もうこの時点で傷みに耐えれば立ち上がれるほど治っていた。
「シィ~~! 終わったわよ! そっちは間に合った!?」
「少し手間取ってしまいました! すみません!」
「うわ~~! バキバキに折れてる! アーマーが砕けまくってる!」
「たしか彼のアーマーはバリア機能を排除している分、素の防御力は私たちのアーマーより高いはず。それでもここまでのダメージを受けるなら、肉体にも深刻な影響が及んでいるはず」
「もう治り始めているけど、すっごい痛そう……え、本当に大丈夫!? 病院行かないとヤバくない!? 立って平気なの!?」
「ご、ごめんなさい! 私たちでなんとかできる相手だったのに……実際何とか出来ているのに! 貴方がこんなにボロボロにならなくてもいいのに!」
そして二体の怪人を倒してきたであろうヒロイン部隊も健在であった。
彼女らも戦闘中にバリアを破られたうえで魅了されたはずなので、相応にダメージを負っているべきなのだが広よりケガが軽い。
彼女らが優秀な一等ヒロイン、二等ヒロインである証明であり広との実力差が確かにあった。
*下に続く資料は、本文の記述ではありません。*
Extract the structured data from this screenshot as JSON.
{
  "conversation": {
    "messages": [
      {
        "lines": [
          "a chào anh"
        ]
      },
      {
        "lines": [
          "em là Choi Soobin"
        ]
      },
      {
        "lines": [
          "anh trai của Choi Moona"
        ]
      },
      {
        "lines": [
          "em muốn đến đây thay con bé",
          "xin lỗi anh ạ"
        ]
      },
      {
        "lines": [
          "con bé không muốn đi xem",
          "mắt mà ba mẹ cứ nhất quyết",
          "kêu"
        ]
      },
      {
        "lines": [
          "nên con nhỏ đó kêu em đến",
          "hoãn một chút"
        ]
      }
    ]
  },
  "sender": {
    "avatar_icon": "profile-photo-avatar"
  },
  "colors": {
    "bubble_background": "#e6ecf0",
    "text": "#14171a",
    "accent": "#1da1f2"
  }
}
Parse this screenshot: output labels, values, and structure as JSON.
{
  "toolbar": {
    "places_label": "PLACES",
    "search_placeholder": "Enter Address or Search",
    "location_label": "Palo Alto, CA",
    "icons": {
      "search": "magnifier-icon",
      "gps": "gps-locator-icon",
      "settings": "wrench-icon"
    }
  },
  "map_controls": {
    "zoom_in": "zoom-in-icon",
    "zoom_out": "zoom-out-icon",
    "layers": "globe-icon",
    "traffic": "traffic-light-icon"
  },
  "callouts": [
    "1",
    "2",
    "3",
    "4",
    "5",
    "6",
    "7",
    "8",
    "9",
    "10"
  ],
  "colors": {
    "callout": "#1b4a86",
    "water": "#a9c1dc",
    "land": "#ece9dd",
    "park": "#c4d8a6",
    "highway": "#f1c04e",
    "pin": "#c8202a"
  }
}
こみあげてくる劣等感は肉体のダメージより深刻だった。
だがその劣等感を広は笑い飛ばす。その手の妄執はすでに乗り越えていた。
だからこそ『こうあるべき』を実践できる。
「いえいえ。俺もヒーローですから、傷を負うなんて平気ですよ」
自分でも安陳腐だとわかる、先ほどばらまいた印刷物と変わらないペラペラな言葉だった。
「君は、本当に強いね」
謙遜しつつ自嘲する広の体を鹿島は支える。
あれほど助けたいと言っていた恋人たちの前で密着していた。
「あの、他意がないのはわかるんですが、恋人の皆さんが見てますよ?」
「やれやれ、よく見てごらん。僕の恋人たちは君のことをちゃんと認めている。こうして密着しても怒ったりしないさ。それに他意はしっかりある」
極めて唐突に顔が近づいてくる。
柔らかい感触が顔に当たっていた。
「君のことは尊敬できる! 僕の新しい恋人になってくれ!」
「お~~! 今度は男の子か~~!」
「ここまで格好いいところを見せられると、認めざるを得ないよね!」
「よろしく! 広君!」
「スモモちゃんって呼んでいいかしら~~!」
広は絶句した。
このスーパーヒロインが単なるレズだと思っていたことを、彼女の恋人たちのことを。
(思った以上にフルオープンだ)
スーパーヒロイン鹿島強とその恋人たちは、噂に聞く以上の異常者たちだった。
もしや彼女らは、スーパーヒロインはスーパーヒロインでも、別の惑星からきた系のヒロインではなかろうか。
などと考える異世界から帰ってきた系ヒーローであった。